Protein synthesis in murine organs during postimplantation development detected by two-dimensional gel electrophoresis.

Mouse embryos were isolated from the uterus on days 10 to 11 of gestation and incubated in Dulbecco's modified Eagle's medium (DMEM) with [35S]methionine for 4 h. Subsequently, their hearts and the brains were dissected. The brain was divided into three parts, containing the telencephalon, mesencephalon, and myelencephalon. These tissues were then processed for two-dimensional (2-D) gel electrophoresis. Protein synthesis of the isolated tissues was analyzed for organ-and cell lineage-specific patterns. We studied proteins with isoelectric points (pI) ranging from 4 to 10 and relative molecular weights (M(r)) varying from 10000 to 200000 and found several significant quantitative and qualitative differences between the tissues and the developmental stages analyzed. In particular, we were able to distinguish between protein spots that we now attribute putatively to the corresponding embryonic organs. These differences may reflect some of the organ- and cell lineage-specific changes in protein synthesis and gene expression during early mammalian differentiation.

Comparison of protein analysis between embryonic and extraembryonic tissues during the 11th day of gestation of the mouse.

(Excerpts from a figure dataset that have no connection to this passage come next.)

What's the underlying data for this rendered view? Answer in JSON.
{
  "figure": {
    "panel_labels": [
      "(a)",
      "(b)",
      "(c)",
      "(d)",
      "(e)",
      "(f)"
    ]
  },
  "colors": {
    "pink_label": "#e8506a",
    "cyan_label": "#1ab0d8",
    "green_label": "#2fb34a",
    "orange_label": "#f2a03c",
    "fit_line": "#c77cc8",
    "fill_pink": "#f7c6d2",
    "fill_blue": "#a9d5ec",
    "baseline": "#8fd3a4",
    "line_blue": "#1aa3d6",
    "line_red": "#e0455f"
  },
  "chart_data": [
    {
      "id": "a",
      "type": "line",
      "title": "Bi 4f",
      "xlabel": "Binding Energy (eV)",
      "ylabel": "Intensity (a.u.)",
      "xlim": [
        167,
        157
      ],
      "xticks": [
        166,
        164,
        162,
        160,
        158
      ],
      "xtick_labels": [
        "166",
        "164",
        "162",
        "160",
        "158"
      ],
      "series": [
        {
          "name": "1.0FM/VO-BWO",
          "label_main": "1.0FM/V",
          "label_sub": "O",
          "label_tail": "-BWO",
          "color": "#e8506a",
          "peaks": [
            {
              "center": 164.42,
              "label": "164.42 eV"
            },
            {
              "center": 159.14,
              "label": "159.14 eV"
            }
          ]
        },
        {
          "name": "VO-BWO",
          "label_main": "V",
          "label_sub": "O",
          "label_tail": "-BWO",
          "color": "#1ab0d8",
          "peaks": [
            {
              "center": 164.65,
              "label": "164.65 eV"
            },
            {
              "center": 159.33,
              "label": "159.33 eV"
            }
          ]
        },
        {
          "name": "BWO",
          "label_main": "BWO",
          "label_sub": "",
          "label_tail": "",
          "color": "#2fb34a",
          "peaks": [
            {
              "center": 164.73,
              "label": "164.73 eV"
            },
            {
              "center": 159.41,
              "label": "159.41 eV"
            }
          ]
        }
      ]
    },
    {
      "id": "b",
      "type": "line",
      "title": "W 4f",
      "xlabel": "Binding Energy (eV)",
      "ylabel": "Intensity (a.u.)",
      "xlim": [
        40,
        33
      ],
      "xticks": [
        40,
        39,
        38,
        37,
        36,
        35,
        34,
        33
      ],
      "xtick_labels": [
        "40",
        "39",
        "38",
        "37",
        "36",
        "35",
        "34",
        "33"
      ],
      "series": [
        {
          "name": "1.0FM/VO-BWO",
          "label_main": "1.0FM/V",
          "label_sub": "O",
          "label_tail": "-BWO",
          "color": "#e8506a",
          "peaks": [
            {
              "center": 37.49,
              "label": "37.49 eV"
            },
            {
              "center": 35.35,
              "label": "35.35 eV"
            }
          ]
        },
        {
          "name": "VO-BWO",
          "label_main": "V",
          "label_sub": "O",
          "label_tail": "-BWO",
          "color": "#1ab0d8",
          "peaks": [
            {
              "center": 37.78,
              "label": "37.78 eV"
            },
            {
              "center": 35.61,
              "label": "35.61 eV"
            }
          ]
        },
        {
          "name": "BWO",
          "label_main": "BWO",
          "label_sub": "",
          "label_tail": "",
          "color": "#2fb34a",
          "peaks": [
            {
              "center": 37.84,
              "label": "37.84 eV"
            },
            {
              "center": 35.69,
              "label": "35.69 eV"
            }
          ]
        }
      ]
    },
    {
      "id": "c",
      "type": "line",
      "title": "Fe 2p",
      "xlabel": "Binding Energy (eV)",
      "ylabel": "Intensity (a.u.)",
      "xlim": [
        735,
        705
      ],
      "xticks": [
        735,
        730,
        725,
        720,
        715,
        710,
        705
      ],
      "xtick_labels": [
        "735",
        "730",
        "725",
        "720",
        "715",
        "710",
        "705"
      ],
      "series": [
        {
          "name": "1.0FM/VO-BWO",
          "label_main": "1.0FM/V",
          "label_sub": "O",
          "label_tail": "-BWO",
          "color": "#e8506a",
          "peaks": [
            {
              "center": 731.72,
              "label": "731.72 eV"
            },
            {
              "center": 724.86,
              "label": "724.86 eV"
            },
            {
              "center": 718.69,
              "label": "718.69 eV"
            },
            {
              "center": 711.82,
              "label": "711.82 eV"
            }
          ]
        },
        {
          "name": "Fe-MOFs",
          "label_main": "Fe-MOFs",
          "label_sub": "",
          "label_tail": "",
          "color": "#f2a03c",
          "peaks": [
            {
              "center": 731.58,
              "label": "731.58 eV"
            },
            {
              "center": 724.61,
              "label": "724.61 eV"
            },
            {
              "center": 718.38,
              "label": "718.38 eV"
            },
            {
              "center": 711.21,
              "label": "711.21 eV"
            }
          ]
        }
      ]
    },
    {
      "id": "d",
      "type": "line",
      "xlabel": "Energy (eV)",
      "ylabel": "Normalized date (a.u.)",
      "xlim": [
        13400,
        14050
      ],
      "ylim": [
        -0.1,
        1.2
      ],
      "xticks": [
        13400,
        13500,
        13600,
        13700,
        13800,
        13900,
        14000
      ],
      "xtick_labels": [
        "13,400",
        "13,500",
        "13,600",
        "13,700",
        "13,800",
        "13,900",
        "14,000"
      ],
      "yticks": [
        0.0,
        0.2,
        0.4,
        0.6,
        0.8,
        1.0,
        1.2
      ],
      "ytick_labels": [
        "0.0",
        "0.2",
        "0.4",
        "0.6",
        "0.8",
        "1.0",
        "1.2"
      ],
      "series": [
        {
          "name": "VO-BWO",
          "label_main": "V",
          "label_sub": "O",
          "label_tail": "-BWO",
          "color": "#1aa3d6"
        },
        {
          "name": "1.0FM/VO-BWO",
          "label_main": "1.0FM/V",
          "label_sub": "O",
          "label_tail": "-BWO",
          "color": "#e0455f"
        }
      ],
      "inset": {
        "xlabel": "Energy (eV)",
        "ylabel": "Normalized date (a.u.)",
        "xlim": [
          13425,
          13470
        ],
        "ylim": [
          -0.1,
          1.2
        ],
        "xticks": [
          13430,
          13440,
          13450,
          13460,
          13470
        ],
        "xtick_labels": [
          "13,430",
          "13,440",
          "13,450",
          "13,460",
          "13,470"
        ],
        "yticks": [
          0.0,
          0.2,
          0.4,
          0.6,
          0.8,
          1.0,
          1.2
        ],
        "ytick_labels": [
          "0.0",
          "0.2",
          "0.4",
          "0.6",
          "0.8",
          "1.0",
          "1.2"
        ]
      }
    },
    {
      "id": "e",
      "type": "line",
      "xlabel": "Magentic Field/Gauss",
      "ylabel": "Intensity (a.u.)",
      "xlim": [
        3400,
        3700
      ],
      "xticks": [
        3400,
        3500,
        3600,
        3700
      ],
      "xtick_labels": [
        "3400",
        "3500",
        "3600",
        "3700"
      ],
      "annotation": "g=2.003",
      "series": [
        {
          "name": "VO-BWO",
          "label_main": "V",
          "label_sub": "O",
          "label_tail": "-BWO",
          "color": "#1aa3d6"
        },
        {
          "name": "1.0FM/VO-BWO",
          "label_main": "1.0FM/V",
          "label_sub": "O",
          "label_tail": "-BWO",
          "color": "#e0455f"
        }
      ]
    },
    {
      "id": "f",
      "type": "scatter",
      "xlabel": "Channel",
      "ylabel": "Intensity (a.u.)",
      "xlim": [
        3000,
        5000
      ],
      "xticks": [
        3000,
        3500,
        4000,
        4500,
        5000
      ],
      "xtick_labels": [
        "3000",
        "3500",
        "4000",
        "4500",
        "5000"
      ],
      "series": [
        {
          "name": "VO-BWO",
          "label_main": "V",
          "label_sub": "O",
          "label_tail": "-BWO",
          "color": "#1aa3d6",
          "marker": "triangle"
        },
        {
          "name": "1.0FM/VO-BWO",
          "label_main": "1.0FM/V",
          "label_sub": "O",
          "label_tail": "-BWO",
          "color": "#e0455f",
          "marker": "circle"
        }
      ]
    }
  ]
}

At day 11 of gestation, embryos and their extraembryonic tissues were isolated from the uterus of Him OF1/SPF mice and incubated in Dulbecco's modified Eagle's medium (DMEM) containing L-[35S]methionine. After 4 h of incubation, the embryos were dissected to obtain the heart, liver, limb buds, and brain. The latter was fragmented into the telencephalon, mesencephalon, and myelencephalon. These organs and the extraembryonic tissues such as chorion, yolk sac, and placenta were processed for two-dimensional (2-D) gel electrophoresis. About 1000 proteins with relative molecular weights (M(r) varying from 10,000 to 200,000 and isoelectric points ranging from 4 to 10 could be detected on these gels. The protein patterns of the various organs and tissues were analyzed for organ- and cell lineage-specific protein spots. We detected subtle differences in the protein patterns of the three cerebral areas when compared to each other. In addition, we found protein spots characteristic for the entire brain. We also found several heart-specific protein spots. Distinct protein synthesis was also detected in liver and limb buds. Several groups of protein spots seem to be differentially regulated in these organs. Substantial differences between the patterns of embryonic and extraembryonic tissues were observed. In addition, several clusters of protein spots of well-defined molecular weight could be detected only in extraembryonic tissues. We propose that organ- and tissue-specific differences in protein synthesis are linked to some of the morphogenetic and functional processes during mammalian embryogenesis. Identification of particular proteins will serve as a basis to search for the corresponding genes.